A referida proposta de reforma do Código Florestal Brasileiro, do Deputado Rebelo, beneficia apenas os agricultores e pecuaristas, descartando características conservadoras e protecionistas contidas na atual Lei nº. 4771/65; contribui com o crescimento de um dos maiores problemas do país – o desmatamento, desaforando todos os ambientalistas; e desconsidera a opinião de renomadas entidades científicas, desconhecendo inclusive a opinião social – os eleitores. Diante das atuais circunstâncias, essa reforma faz conquistas ambientais retrocederem e perderem credibilidade.

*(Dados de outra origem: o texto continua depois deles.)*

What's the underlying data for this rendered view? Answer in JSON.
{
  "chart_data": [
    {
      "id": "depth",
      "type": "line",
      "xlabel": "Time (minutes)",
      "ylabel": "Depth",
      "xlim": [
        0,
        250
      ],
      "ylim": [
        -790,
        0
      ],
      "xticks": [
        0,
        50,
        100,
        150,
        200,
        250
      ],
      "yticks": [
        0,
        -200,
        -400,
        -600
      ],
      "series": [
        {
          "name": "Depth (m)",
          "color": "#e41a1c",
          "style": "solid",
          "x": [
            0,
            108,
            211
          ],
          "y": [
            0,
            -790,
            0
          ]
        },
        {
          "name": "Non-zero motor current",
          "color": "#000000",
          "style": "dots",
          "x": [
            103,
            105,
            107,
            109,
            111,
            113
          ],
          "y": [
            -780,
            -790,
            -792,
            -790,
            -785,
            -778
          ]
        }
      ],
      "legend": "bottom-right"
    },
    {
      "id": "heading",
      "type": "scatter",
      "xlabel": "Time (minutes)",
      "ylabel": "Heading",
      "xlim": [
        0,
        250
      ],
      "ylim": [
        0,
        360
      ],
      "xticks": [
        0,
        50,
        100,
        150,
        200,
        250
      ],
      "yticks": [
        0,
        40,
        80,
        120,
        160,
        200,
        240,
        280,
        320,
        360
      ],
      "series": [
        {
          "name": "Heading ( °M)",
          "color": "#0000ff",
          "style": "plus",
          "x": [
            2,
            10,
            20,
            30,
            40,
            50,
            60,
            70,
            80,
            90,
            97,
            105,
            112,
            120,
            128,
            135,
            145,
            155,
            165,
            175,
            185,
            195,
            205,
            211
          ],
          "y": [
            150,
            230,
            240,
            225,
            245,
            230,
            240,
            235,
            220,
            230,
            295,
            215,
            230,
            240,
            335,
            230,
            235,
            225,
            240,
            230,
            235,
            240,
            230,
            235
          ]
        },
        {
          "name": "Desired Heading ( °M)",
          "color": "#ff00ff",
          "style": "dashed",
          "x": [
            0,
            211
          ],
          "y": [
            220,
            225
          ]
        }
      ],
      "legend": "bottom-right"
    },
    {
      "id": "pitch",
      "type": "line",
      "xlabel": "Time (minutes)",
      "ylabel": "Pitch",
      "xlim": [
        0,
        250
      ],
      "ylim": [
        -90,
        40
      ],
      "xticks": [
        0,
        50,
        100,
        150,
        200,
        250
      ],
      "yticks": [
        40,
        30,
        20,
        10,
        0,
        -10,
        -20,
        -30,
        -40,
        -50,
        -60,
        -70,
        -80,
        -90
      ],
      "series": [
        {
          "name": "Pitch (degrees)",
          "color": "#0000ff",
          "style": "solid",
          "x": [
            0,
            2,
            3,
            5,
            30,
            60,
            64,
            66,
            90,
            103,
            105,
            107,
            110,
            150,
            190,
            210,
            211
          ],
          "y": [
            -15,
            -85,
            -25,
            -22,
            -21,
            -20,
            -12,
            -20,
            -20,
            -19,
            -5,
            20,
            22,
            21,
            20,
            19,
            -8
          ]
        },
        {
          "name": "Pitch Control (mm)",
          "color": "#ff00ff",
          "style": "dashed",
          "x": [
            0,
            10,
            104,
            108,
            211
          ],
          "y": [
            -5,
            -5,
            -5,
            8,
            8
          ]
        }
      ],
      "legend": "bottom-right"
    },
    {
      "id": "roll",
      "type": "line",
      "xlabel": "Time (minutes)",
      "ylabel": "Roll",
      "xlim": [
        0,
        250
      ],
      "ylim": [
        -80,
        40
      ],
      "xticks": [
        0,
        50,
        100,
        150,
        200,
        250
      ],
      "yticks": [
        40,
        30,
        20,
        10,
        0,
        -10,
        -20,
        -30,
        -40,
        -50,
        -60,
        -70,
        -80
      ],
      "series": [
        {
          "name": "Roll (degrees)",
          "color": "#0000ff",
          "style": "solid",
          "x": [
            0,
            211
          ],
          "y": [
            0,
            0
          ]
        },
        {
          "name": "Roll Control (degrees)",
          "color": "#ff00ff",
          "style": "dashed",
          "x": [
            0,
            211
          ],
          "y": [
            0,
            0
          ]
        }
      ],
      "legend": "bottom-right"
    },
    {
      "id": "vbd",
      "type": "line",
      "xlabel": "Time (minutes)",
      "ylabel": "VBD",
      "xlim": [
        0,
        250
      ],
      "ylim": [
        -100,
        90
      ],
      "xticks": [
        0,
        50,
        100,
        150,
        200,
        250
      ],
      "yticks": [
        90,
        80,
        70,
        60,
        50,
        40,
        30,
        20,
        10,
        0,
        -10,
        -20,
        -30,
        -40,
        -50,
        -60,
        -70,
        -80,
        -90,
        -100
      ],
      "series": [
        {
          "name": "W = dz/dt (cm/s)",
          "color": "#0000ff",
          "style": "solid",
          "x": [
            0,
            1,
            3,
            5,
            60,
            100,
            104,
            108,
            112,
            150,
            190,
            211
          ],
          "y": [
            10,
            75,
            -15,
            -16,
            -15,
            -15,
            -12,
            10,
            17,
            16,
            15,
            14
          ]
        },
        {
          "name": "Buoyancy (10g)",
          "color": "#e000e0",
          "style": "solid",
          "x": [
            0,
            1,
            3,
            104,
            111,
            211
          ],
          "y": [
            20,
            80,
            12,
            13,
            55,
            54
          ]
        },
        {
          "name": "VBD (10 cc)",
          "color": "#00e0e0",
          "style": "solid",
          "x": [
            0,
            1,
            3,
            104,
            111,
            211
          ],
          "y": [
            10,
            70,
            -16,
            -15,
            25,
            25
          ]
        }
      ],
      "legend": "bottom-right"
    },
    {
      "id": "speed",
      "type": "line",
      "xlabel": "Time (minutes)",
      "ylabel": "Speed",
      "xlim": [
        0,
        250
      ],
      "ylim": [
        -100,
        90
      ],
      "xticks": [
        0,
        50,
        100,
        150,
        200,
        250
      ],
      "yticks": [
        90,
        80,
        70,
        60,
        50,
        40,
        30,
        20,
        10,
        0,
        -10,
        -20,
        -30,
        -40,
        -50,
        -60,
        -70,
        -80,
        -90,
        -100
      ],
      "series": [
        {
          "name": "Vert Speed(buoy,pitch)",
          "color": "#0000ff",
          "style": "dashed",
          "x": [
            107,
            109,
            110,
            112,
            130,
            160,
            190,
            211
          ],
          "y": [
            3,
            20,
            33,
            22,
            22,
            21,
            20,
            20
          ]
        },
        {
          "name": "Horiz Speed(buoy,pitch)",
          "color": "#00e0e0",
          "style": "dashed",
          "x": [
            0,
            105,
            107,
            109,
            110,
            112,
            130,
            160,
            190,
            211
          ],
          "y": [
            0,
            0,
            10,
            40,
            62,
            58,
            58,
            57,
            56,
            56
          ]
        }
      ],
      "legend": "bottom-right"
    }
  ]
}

Eu não vou citar as tantas contradições e pegadinhas que o tornam inconstitucional (ferindo cinco artigos e também a lei de crimes ambientais) em respeito ao WWF e ao próprio Greenpeace, que já as citaram. A proposta dá incentivo aos estados e municípios, para que eles possam legislar paralelamente à lei nacional sobre suas florestas, como assegurado no Art. 24º da Constituição Federal, como por exemplo, Santa Catarina; leis estaduais não podem atenuar ou retroceder as nacionais. Eles estão tratando o PL nº. 1876/99 (e apensos) como se fosse a única possibilidade, usando o mentiroso artifício econômico de que "se não aprovado, a produção de grãos diminuirá"; gráficos da Conab mostram que a produção aumenta ano a ano em relação a área plantada.

Eu tenho a solução que contempla os mais diversos setores, agrupei-as em meu Portfólio individual que estou enviando amanhã, dia 19 de maio à Unopar; quero constar aqui a minha ação - sugeri à mesma, com sede em Londrina-PR, que o tornasse projeto da instituição após a correção e lançamento do meu conceito. Tenho certeza de que os Deputados, Paulo Teixeira do PT-SP, Ivan Valente do PSOL-SP e Sarney Filho do PV-MA gostarão desse projeto. Agradeço a oportunidade de expressão e acerca desse parágrafo, devido sua urgência, deixo-o aberto às ONGs ambientais, fazendo muito gosto que me contatem no e-mail [ ] Obrigado!

Enviado 18 - mai - 2011 às 22:06 Denunciar abuso

Anderson

Anderson says:

É inacreditável como um absurdo desses ainda pode estar em cogitação! A manutenção do Código Florestal é interessante sim, porém, com o intuito de proteger cada vez mais nosso patrimônio natural. É revoltante não termos poder para legislar em prol de algo que seja relevante e positivo para TODOS e não apenas para um pequeno grupo de agroprodutores que interessam-se não no progresso, mas sim na obtenção sempre exacerbada de lucros. Apóio todo e qualquer tipo de protesto do Greenpeace em relação a isso, pois necessitamos urgentemente de voz para calar indivíduos que mais e mais querem fazer valer o egoísmo de uma minoria beneficiária. Vamos divulgar galera!

Enviado 11 - mai - 2011 às 12:27 Denunciar abuso

Hilda

Hilda says:


Deveriamos parar esse país por muitos motivos, mas falta lideres para que isso aconteça.
O país está dormindo, não há liderença estudantil, liderença nos partidos, nos Sindicatos,.......

A floresta está desaparecendo num ritmo absurdo.
As Usinas atomicas se instalando quando a tendencia seria parar, a Criminalidade aumentando e a população presa quando os Bandidos estão soltos, a Saude publica cada vez pior, .......

Temos mil motivos para parar esse país, mas quem começa alguma coisa?
Quem sai as ruas para protestar?

Temos mil motivos para isso, mas...... o povo brasileiro está dormindo, dorme em berço explendido até que se acabe tudo!!!!!

Enviado 5 - mai - 2011 às 19:20 Denunciar abuso

rodolforn

rodolforn says:

é um absurdo mudar este código para pior!!! vamos parar o transito de todas as capitais e mostrar como estamos indignados!!!

Enviado 2 - mai - 2011 às 15:48 Denunciar abuso

Marcelo Vitor

Marcelo Vitor says:

É deprimente ver imagens da civilização avançando frenéticamente e insanamente pra cima do Cerrado.